'bitstream' is an array where each element contains 8 bits, i.e. etc. etc.

I want to print out this array to a file so it'll be recognised and can be opened as a jpeg.

I have tried the following:

output = open('outputfile.jpg', 'wb')
for i in range(len(bitstream)):
    output.write(bitstream[i])

and this...

bitstreamtoprint = string.join(bitstream, "")

output = open('outputfile.jpg', 'wb')
for i in range(len(bitstreamtoprint)):
      output.write(bitstreamtoprint[i])

however neither of these work, they create the file but it won't open as a jpeg, no matter what application I try to open them in. I'm using Windows Vista, and have also tried opening the files in Ubuntu Linux and it does not work on that either - I get an error saying the file is corrupted or that it is not a jpeg.

Any help?

A jpeg file needs a header with all sorts of infomation in it. Also the image array itself is processed with a compression algorithm to make it as small as possible.
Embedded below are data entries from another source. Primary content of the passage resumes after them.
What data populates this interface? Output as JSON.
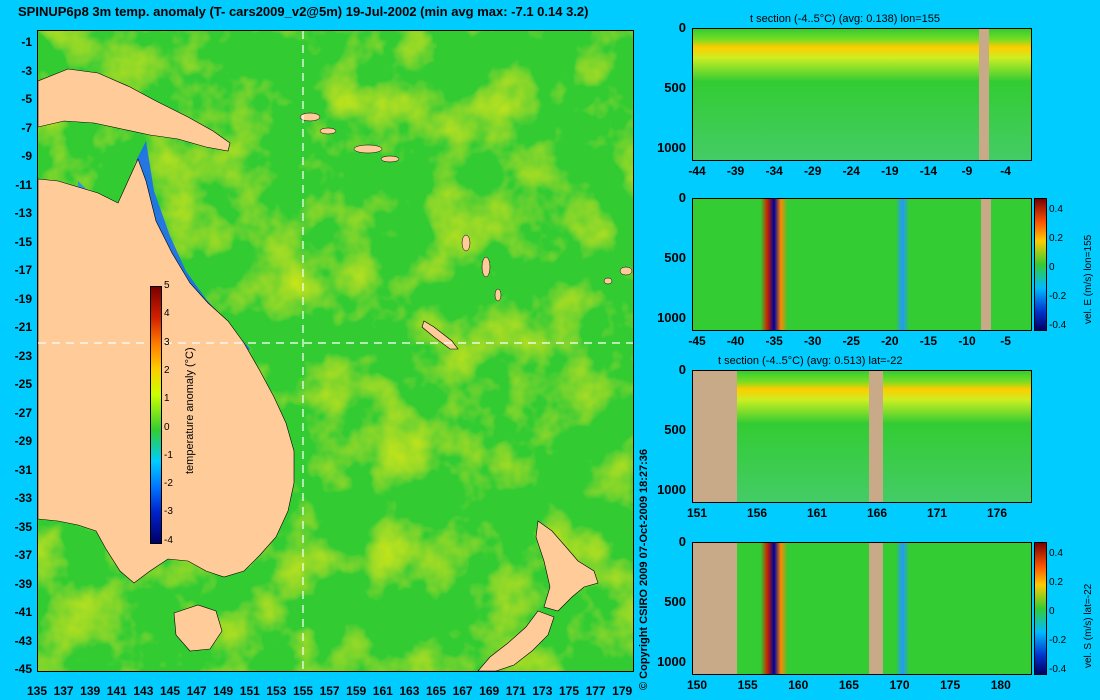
{
  "title": "SPINUP6p8 3m temp. anomaly (T- cars2009_v2@5m) 19-Jul-2002 (min avg max: -7.1 0.14 3.2)",
  "map": {
    "lat_labels": [
      "-1",
      "-3",
      "-5",
      "-7",
      "-9",
      "-11",
      "-13",
      "-15",
      "-17",
      "-19",
      "-21",
      "-23",
      "-25",
      "-27",
      "-29",
      "-31",
      "-33",
      "-35",
      "-37",
      "-39",
      "-41",
      "-43",
      "-45"
    ],
    "lon_labels": [
      "135",
      "137",
      "139",
      "141",
      "143",
      "145",
      "147",
      "149",
      "151",
      "153",
      "155",
      "157",
      "159",
      "161",
      "163",
      "165",
      "167",
      "169",
      "171",
      "173",
      "175",
      "177",
      "179"
    ],
    "colorbar": {
      "label": "temperature anomaly (°C)",
      "ticks": [
        "5",
        "4",
        "3",
        "2",
        "1",
        "0",
        "-1",
        "-2",
        "-3",
        "-4"
      ]
    },
    "crosshair": {
      "lon": 155,
      "lat": -22
    }
  },
  "copyright": "© Copyright CSIRO 2009 07-Oct-2009 18:27:36",
  "sections": [
    {
      "title": "t section (-4..5°C) (avg: 0.138) lon=155",
      "y_ticks": [
        "0",
        "500",
        "1000"
      ],
      "x_ticks": [
        "-44",
        "-39",
        "-34",
        "-29",
        "-24",
        "-19",
        "-14",
        "-9",
        "-4"
      ],
      "side_label": ""
    },
    {
      "title": "",
      "y_ticks": [
        "0",
        "500",
        "1000"
      ],
      "x_ticks": [
        "-45",
        "-40",
        "-35",
        "-30",
        "-25",
        "-20",
        "-15",
        "-10",
        "-5"
      ],
      "side_label": "vel. E (m/s) lon=155",
      "cbar_ticks": [
        "0.4",
        "0.2",
        "0",
        "-0.2",
        "-0.4"
      ]
    },
    {
      "title": "t section (-4..5°C) (avg: 0.513) lat=-22",
      "y_ticks": [
        "0",
        "500",
        "1000"
      ],
      "x_ticks": [
        "151",
        "156",
        "161",
        "166",
        "171",
        "176"
      ],
      "side_label": ""
    },
    {
      "title": "",
      "y_ticks": [
        "0",
        "500",
        "1000"
      ],
      "x_ticks": [
        "150",
        "155",
        "160",
        "165",
        "170",
        "175",
        "180"
      ],
      "side_label": "vel. S (m/s) lat=-22",
      "cbar_ticks": [
        "0.4",
        "0.2",
        "0",
        "-0.2",
        "-0.4"
      ]
    }
  ],
  "colors": {
    "background": "#00ccff",
    "land": "#ffcc99",
    "section_land": "#c8aa88",
    "ocean": "#33cc33"
  }
}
You should be better off to go with a bitmap file. They are somewhat simpler. See:
http://en.wikipedia.org/wiki/BMP_file_format

Ok... but how exactly would I write that data to a file as a jpeg, or bitmap file? This is what is confusing me...

If you use a library like PIL or pygame, you can pass that data to the library and let it handle to compression and saving for you.

Just a thought.

I played around with PIL a while back and pretty much came to the conclusion that it needs a list of (r, g, b) tuples to work. You could potentially translate a color value to an (r, g, b) tuple.